Seandainya sudah dibuatkan rumah di tanah pihak perempuan, jika terjadi perceraian tetap tidak boleh dibawa/tidak ada hak laki-laki disana. Makanya orang-orang terdahulu, sebelum mempunyai anak perempuan, walaupun sudah cukup harta/sudah mempunyai kesanggupan, tetap belum mau membuatkan rumah untuk anak istrinya. Hal ini diistilahkan dengan:
Hiduik batampek,
mati bakubua.
tampek hiduik di rumah gadang,
tampek mati di tanah lawang (pandam perkuburan)
Urang sumando
Dalam rumah gadang, biasanya pengantin baru ditempatkan di kamar yang paling ujung. Kedatangan sumando baru, akan menggeser kamar sumando sebelumnya yang menempati kamar tersebut. Makanya, pada saat manakuk hari, perlu dimusyawarahkan dengan baik menyangkut posisi urang sumando. Ibarat manenteng minyak panuh jaan sampai tumpah, harus dibicarakan dengan hati-hati, jangan muncul riak-riak dan terjadi kesalahpahaman.
Janang
Janang, nan disabuik bujang palanggam. Tugasnya menghidangkan makanan pada saat baralek. Keberadaannya sangat dibutuhkan, karena bisa menjadi penentu cepat atau lambatnya selesai alek kenduri. Alek belum akan dimulai sebelum makanan diletakkan pada tempatnya oleh janang. Kesalahan janang akan menjadi buah bibir bagi tamu yang datang.

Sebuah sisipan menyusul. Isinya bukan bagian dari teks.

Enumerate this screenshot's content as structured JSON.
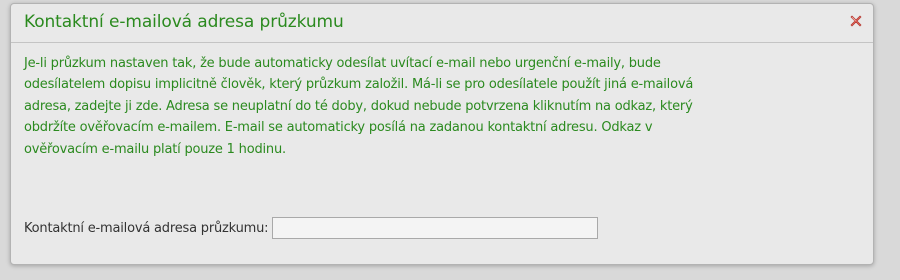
{
  "dialog": {
    "title": "Kontaktní e-mailová adresa průzkumu",
    "close_icon": "close-x-icon",
    "description": "Je-li průzkum nastaven tak, že bude automaticky odesílat uvítací e-mail nebo urgenční e-maily, bude odesílatelem dopisu implicitně člověk, který průzkum založil. Má-li se pro odesílatele použít jiná e-mailová adresa, zadejte ji zde. Adresa se neuplatní do té doby, dokud nebude potvrzena kliknutím na odkaz, který obdržíte ověřovacím e-mailem. E-mail se automaticky posílá na zadanou kontaktní adresu. Odkaz v ověřovacím e-mailu platí pouze 1 hodinu.",
    "field_label": "Kontaktní e-mailová adresa průzkumu:",
    "field_value": ""
  },
  "colors": {
    "accent_green": "#2b8a1f",
    "close_red": "#d9534f"
  }
}
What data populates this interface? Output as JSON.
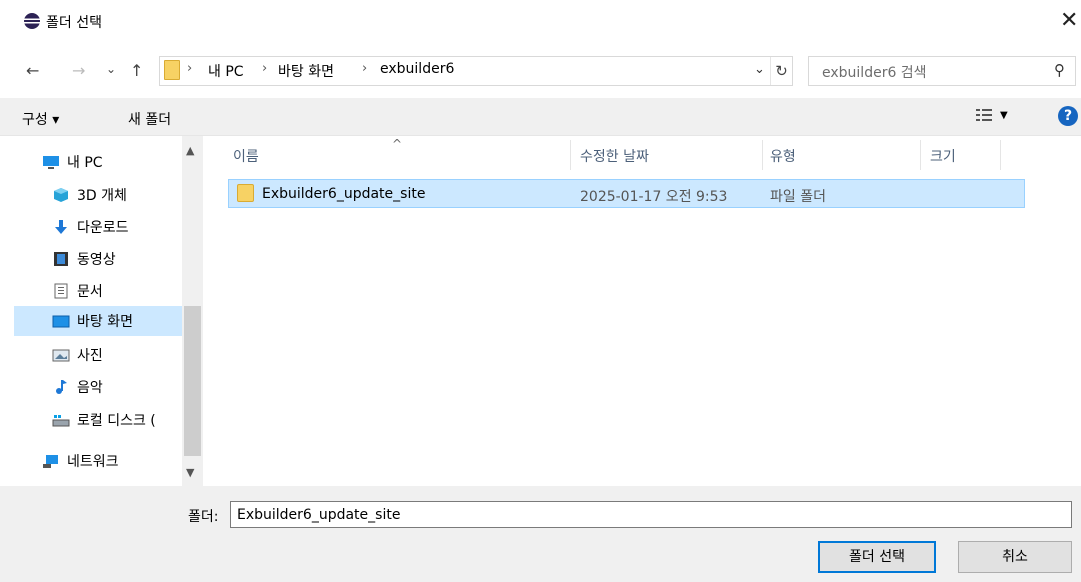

Makanya pada saat manakuk hari harus ditunjuk janang yang tepat. Syaratnya anak muda, yang mengerti adat, berpakaian lengkap, berbaju langan panjang, berkopiah, berkain sarung, jalan dituruik adat dipakai.
Saat ini budaya manakuk hari, masih tetap dilakukan di Saniangbaka. Tetapi perundingan tidak hanya di pihak perempuan saja. Pihak laki-laki juga diundang untuk diminta persetujuan. Seiring dengan perkembangan zaman, semakin luasnya pergaulan, dan beragamnya profesi masyarakat. Pihak laki-laki juga berkepentingan dalam menentukan hari baralek. Bahkan saat ini baralek di Saniangbaka tidak hanya dilakukan pada hari Jum’at atau Minggu,di hari lain-pun sudah banyak yang melakukannya.
Hal ini dipengaruhi dengan semakin banyaknya penduduk yang bekerja kantoran atau ASN. Kecenderungan mereka datang baralek bersama-sama pada hari kerja.
Selain itu hari baralek pun antara pihak anak daro, dan marapulai saat ini sudah banyak yang berbeda. Kalau dahulu selalu diselenggarakan di hari yang sama. Tujuannya agar pengantin bisa bersanding sehari penuh, guna menyambut tamu yang datang.